Wallace Shawn, as Wikipedia notes, is considered by the world to be a comic actor. But read the essays of Wallace Shawn (son of the famous New Yorker editor), or see his plays, and you will quickly realize that this man, ordinary looking though he may be is, is as he was described in Manhattan -- a sexual animal. Unashamedly so.
(Woody Allen fans will recall that the Diane Keaton described her ex-husband that way in the movie to the Woody Allen character, and may recall as well how stunned Allen was when he found out that this "sexual animal" was a balding, nerdy looking character -- aka Wallace Shawn.)
But sex happens to nearly everyone, and takes us all by surprise. Which is one of the things that makes it so fascinating...and so enviro.
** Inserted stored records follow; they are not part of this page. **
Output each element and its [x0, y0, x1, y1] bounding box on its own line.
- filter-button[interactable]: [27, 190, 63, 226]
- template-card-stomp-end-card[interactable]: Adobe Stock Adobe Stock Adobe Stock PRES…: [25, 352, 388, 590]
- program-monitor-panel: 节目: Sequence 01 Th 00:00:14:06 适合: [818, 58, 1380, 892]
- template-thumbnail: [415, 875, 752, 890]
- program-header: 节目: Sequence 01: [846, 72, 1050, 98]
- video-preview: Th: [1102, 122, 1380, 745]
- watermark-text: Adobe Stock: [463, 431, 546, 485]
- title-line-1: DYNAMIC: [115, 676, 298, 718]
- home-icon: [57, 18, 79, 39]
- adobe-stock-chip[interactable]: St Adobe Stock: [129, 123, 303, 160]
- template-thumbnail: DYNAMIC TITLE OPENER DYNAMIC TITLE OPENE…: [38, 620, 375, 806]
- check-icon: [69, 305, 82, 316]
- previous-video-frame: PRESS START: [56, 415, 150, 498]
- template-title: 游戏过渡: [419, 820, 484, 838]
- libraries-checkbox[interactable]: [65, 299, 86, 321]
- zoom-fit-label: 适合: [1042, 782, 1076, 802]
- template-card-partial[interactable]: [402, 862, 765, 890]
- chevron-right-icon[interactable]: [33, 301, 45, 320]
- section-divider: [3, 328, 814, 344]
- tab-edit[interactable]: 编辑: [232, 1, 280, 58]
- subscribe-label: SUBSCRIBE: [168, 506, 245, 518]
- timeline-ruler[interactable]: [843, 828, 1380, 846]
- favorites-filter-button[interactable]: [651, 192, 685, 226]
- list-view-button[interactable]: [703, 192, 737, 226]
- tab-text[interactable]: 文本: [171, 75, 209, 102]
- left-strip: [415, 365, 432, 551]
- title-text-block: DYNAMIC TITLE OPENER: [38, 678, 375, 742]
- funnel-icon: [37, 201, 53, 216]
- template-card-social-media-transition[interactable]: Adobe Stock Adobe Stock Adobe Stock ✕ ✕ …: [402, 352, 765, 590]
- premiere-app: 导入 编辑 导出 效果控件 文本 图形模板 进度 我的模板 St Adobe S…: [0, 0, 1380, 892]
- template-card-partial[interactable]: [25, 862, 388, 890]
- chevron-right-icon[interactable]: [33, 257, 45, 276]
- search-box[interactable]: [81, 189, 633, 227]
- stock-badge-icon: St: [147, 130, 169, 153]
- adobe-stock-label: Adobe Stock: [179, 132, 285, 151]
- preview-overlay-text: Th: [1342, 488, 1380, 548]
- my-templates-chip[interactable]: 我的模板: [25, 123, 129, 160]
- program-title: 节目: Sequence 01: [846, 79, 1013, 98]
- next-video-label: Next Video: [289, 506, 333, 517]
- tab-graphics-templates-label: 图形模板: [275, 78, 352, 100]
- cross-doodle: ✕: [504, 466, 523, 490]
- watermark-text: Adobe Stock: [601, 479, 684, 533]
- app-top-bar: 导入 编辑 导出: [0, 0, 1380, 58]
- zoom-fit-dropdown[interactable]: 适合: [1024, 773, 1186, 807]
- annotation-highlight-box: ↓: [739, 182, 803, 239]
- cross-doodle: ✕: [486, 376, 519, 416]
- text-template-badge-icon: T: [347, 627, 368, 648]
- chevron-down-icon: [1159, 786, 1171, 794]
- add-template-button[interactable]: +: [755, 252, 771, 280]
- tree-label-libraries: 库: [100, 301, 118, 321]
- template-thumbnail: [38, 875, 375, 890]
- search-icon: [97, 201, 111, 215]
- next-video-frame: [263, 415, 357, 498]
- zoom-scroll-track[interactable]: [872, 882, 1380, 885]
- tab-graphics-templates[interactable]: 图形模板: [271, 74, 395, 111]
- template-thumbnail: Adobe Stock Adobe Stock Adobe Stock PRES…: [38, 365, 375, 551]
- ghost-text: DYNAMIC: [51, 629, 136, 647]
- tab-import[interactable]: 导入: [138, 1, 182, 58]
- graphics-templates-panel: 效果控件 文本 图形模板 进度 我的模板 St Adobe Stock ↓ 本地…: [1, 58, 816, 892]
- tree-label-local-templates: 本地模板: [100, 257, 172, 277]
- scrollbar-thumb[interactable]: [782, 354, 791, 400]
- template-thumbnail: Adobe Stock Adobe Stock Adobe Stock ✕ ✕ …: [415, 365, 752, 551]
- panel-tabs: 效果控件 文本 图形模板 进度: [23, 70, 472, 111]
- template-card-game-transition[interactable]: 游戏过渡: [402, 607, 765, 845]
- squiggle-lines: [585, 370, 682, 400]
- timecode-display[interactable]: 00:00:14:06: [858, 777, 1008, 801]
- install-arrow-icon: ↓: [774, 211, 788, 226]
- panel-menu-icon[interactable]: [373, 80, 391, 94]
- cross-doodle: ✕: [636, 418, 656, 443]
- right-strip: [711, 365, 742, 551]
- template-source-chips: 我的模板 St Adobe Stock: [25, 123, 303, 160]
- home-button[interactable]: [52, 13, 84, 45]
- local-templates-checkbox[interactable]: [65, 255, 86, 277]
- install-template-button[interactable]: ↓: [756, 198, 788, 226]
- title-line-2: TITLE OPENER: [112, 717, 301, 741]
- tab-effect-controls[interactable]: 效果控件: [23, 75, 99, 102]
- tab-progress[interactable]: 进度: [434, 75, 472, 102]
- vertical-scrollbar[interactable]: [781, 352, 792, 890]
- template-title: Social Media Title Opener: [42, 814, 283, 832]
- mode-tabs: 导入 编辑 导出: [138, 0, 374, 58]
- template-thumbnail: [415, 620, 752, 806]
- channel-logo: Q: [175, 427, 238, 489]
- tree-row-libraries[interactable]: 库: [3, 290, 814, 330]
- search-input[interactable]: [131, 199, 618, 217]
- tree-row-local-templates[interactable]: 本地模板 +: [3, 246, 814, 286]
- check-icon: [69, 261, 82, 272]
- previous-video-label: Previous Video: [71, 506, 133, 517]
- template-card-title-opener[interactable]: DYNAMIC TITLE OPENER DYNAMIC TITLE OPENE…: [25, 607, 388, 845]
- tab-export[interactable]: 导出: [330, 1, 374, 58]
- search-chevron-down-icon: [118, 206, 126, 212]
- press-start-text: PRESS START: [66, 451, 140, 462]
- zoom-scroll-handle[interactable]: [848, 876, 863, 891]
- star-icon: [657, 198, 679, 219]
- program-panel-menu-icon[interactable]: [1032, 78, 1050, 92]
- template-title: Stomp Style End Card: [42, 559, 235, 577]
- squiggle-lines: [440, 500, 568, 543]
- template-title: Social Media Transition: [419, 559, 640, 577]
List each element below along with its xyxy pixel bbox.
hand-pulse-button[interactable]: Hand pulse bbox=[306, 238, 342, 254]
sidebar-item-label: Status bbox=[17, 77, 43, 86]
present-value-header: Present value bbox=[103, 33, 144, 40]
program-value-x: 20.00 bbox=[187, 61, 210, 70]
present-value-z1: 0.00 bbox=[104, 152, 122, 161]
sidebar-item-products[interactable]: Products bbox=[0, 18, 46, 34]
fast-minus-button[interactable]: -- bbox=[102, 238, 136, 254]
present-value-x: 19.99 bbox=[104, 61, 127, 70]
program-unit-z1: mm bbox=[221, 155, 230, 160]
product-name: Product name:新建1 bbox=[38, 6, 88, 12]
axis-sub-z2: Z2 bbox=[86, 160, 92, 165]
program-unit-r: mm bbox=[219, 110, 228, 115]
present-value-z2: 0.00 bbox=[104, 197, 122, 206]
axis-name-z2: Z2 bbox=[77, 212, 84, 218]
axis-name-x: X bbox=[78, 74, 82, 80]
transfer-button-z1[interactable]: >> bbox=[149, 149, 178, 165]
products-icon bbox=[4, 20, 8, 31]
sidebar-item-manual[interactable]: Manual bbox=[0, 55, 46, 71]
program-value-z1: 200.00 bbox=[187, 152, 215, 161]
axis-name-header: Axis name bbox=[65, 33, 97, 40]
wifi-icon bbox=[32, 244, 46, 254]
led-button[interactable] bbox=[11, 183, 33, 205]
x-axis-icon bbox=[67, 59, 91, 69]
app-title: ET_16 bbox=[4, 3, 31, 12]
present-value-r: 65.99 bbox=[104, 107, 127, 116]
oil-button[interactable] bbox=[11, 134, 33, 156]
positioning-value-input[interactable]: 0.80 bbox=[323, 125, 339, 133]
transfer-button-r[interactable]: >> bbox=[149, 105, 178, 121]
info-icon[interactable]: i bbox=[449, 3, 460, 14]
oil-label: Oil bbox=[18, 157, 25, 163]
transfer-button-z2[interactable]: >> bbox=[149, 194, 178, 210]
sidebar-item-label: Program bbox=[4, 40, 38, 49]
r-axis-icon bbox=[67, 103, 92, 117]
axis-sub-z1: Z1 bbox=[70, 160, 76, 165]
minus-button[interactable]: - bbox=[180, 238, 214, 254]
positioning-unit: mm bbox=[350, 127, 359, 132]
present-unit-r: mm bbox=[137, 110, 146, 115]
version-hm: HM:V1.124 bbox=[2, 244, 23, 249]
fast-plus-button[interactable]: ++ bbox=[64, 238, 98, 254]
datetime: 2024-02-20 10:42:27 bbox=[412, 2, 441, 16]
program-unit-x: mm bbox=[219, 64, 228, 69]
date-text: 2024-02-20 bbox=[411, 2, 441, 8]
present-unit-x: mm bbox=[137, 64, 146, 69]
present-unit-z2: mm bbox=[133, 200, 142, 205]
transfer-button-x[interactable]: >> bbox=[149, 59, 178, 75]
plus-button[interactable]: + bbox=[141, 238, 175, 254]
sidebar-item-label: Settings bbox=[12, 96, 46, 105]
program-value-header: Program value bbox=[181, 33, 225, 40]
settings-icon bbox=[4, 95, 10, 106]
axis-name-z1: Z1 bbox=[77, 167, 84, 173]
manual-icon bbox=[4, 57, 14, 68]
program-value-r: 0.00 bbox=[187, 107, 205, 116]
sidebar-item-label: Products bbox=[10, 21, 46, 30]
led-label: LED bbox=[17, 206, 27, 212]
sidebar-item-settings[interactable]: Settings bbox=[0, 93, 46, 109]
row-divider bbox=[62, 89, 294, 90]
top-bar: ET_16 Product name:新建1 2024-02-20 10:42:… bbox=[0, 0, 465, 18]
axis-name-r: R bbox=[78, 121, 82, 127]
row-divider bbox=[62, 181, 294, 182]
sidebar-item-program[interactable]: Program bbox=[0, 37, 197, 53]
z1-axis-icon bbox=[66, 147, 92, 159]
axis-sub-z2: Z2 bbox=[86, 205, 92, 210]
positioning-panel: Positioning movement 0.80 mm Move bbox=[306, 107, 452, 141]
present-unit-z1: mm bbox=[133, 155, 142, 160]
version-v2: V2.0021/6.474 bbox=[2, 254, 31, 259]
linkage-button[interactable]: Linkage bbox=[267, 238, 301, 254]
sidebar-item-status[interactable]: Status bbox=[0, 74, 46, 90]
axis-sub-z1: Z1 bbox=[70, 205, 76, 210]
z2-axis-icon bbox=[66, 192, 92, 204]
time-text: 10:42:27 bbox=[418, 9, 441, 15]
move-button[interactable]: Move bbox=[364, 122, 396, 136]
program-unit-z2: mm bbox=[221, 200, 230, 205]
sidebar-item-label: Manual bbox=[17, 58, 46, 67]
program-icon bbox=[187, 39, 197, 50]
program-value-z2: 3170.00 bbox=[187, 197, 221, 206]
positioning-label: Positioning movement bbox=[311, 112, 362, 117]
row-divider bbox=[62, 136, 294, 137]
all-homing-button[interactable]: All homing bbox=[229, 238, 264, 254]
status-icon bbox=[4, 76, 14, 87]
As Shawn writes (in an essay from the Guardian, and Harpers):
...when I form a picture of myself, I see myself doing the sorts of things that humans do and only humans do - things like hailing a taxi, going to a restaurant, voting for a candidate in an election, or placing receipts in various piles and adding them up. If I'm unexpectedly reminded that my soul and body are capable of being totally swept up in a pursuit and an activity that pigs, flies, wolves, lions and tigers also engage in, my normal picture of myself is violently disrupted. In other words, consciously, I'm aware that I'm a product of evolution, and I'm part of nature. But my unconscious mind is still partially wandering in the early 19th century and doesn't know these things yet.
Writing about sex is really a variant of what Wordsworth did, that is, it's a variant of writing about nature, or as we call it now, "the environment". Sex is "the environment" coming inside, coming into our home or apartment and taking root inside our own minds.
Shawn goes on to argue that falling in love with beauty is akin to falling in love, period:
So it might not be absurd to say that if you love the body of another person, if you love another person, if you love a meadow, if you love a horse, if you love a painting or a piece of music or the sky at night, then the power of sex is flowing through you.
Yes, some people go through life astounded every day by the beauty of forests and animals; some are astounded more frequently by the beauty of art; and others by the beauty of other human beings. But science could one day discover that the ability to be astounded by the beauty of other human beings came first, and to me it seems implausible to imagine that these different types of astonishment or appreciation are psychologically unrelated.
Could Shawn be right? Without sex, we would not be able to love at all? Even this world, our home?